Bezpieczne oszczędzanie

Jacek Krzemiński

|

GN 25/2021 Otwarte

publikacja 24.06.2021 00:00

Jakie są bezpieczne formy oszczędzania? Czy to jedynie lokaty bankowe, konta oszczędnościowe i obligacje Skarbu Państwa? Jak bezpiecznie inwestować swoje pieniądze?

Bezpieczne oszczędzanie henryk przondziono /foto gość

Oszczędzanie to dobry nawyk. Warto oszczędzać chociażby po to, żeby przy każdym większym wydatku nie głowić się, skąd wziąć pieniądze. I żeby nie trzeba było od razu się zapożyczać. Dziś wprawdzie wiele rzeczy można kupić na raty, ale często kosztują one wtedy więcej, niż gdybyśmy od razu zapłacili całą należną sumę (nawet wtedy, gdy mami się nas hasłem „raty zero procent”).

Oszczędności w banku

Jeśli udaje się nam oszczędzać, to w pierwszej kolejności musimy pamiętać o tym, że istnieje zjawisko inflacji. Czyli wzrost cen, który powoduje, że za jakiś czas za tę samą kwotę już nie będziemy mogli kupić tyle samo, ale mniej. Tymczasem wciąż niemało jest ludzi, którzy trzymają swe oszczędności w gotówce, w domu, czyli wkładają pieniądze do przysłowiowej skarpety. To nigdy nie jest dobre rozwiązanie, bo nasze oszczędności nie tylko tracą wtedy na wartości, ale i ryzykujemy, że padną one łupem złodziei.

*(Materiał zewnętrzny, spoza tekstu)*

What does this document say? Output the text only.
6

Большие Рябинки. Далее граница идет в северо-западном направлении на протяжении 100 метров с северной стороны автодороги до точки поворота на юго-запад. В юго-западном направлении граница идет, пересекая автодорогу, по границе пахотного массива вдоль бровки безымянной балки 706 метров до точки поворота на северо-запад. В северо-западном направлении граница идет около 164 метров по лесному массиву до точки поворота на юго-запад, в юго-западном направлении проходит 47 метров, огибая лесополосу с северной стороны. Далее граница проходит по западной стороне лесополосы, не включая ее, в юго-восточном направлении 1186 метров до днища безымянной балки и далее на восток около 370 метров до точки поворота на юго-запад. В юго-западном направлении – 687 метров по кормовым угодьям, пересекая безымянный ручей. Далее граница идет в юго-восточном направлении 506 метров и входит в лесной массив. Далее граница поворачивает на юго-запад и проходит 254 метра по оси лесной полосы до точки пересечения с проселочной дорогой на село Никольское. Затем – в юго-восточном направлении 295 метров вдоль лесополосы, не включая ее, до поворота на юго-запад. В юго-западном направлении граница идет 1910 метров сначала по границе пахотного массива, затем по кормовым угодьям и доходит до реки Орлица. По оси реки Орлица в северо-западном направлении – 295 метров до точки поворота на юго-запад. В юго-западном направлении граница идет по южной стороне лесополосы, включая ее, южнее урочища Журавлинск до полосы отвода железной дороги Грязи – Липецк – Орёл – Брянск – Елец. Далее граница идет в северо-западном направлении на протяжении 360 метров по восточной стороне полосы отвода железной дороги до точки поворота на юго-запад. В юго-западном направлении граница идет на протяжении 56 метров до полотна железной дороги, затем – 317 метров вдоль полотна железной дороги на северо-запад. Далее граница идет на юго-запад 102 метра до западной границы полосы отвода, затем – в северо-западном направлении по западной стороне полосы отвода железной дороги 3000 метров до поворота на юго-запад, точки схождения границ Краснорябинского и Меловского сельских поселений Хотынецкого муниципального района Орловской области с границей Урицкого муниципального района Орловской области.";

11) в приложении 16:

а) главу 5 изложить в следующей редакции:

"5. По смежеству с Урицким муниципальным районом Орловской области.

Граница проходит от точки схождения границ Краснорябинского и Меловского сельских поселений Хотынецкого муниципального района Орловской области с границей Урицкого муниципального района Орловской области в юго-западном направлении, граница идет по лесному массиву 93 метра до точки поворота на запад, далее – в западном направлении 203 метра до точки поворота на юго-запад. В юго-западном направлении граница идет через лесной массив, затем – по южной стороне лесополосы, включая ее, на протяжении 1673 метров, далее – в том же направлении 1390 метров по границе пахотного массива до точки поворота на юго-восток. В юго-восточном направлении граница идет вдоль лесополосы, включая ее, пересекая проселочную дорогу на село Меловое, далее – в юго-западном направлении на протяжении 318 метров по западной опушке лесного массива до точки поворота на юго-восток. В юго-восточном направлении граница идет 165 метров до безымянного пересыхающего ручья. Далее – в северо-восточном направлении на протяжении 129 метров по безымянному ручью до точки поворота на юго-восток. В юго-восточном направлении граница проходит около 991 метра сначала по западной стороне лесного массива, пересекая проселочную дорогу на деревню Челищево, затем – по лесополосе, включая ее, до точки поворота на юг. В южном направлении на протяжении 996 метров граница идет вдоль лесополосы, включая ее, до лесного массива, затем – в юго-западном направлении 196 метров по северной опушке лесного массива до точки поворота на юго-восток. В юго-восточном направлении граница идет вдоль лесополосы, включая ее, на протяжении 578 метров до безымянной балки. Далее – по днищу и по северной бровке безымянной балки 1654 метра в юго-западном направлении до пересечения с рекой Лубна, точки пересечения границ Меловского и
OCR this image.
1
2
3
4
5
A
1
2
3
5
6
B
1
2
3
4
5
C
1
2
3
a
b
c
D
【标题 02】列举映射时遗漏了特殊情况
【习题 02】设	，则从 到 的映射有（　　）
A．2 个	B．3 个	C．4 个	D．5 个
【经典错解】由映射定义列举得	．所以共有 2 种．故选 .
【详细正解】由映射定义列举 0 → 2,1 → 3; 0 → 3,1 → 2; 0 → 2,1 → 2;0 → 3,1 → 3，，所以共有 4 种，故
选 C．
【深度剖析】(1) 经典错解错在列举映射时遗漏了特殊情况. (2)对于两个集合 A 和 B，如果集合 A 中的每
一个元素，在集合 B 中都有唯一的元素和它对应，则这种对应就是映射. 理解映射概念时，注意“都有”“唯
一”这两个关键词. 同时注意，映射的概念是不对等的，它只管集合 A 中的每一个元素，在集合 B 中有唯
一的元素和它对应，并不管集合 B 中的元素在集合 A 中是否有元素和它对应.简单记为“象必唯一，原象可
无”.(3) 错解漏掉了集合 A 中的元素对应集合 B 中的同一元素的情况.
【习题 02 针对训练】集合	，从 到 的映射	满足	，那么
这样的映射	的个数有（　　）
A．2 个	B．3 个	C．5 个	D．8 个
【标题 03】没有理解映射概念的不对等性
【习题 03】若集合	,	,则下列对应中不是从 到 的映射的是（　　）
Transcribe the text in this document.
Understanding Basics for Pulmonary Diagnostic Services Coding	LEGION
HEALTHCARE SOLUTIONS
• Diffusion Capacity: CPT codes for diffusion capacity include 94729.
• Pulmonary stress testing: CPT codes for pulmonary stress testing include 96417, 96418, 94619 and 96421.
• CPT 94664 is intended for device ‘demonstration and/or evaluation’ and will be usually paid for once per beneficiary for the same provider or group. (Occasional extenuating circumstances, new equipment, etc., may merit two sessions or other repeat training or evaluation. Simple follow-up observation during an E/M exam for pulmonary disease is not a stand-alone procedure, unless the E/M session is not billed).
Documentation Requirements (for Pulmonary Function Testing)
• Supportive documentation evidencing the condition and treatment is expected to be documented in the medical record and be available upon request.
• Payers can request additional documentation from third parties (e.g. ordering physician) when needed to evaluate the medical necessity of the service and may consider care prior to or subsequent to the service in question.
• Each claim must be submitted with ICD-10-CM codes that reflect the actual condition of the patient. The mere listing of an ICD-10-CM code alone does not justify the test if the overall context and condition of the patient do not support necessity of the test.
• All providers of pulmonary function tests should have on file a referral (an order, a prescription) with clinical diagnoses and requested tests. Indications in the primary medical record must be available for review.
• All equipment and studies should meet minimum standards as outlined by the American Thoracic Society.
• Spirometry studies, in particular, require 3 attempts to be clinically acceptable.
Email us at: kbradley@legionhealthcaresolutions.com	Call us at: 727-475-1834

Dużo bezpieczniej jest trzymać oszczędności w banku, który oferuje nam w tej sferze różne możliwości. To przede wszystkim rachunki oszczędnościowo-rozliczeniowe (tzw. ROR-y), konta oszczędnościowe i lokaty bankowe. Z ROR-ów korzysta bardzo wielu z nas, bo rachunku tego używamy po prostu jak zwykłego konta w banku, czyli jak rachunku osobistego czy firmowego. Ale w takim przypadku nasze środki są albo nieoprocentowane (to znaczy, że nie otrzymujemy od banku odsetek od trzymanych w nim pieniędzy), albo to oprocentowanie jest dużo niższe niż w przypadku kont oszczędnościowych i lokat bankowych.

Lokaty i obligacje

Czym różni się konto oszczędnościowe od lokaty? Tym przede wszystkim, że pieniędzmi na takim koncie możemy swobodnie dysponować, w każdej chwili pomniejszać lub powiększać kwotę, która na nim się znajduje. W przypadku lokaty wygląda to inaczej, bo jest ona terminowa, czyli wpłacamy na nią określoną sumę na określony czas i dopiero po upływie tego czasu możemy te środki wypłacić z przysługującymi odsetkami. Jeśli będziemy chcieli je wypłacić wcześniej, musimy lokatę zerwać. To zaś może oznaczać, że stracimy prawo do części odsetek od trzymanych na niej środków.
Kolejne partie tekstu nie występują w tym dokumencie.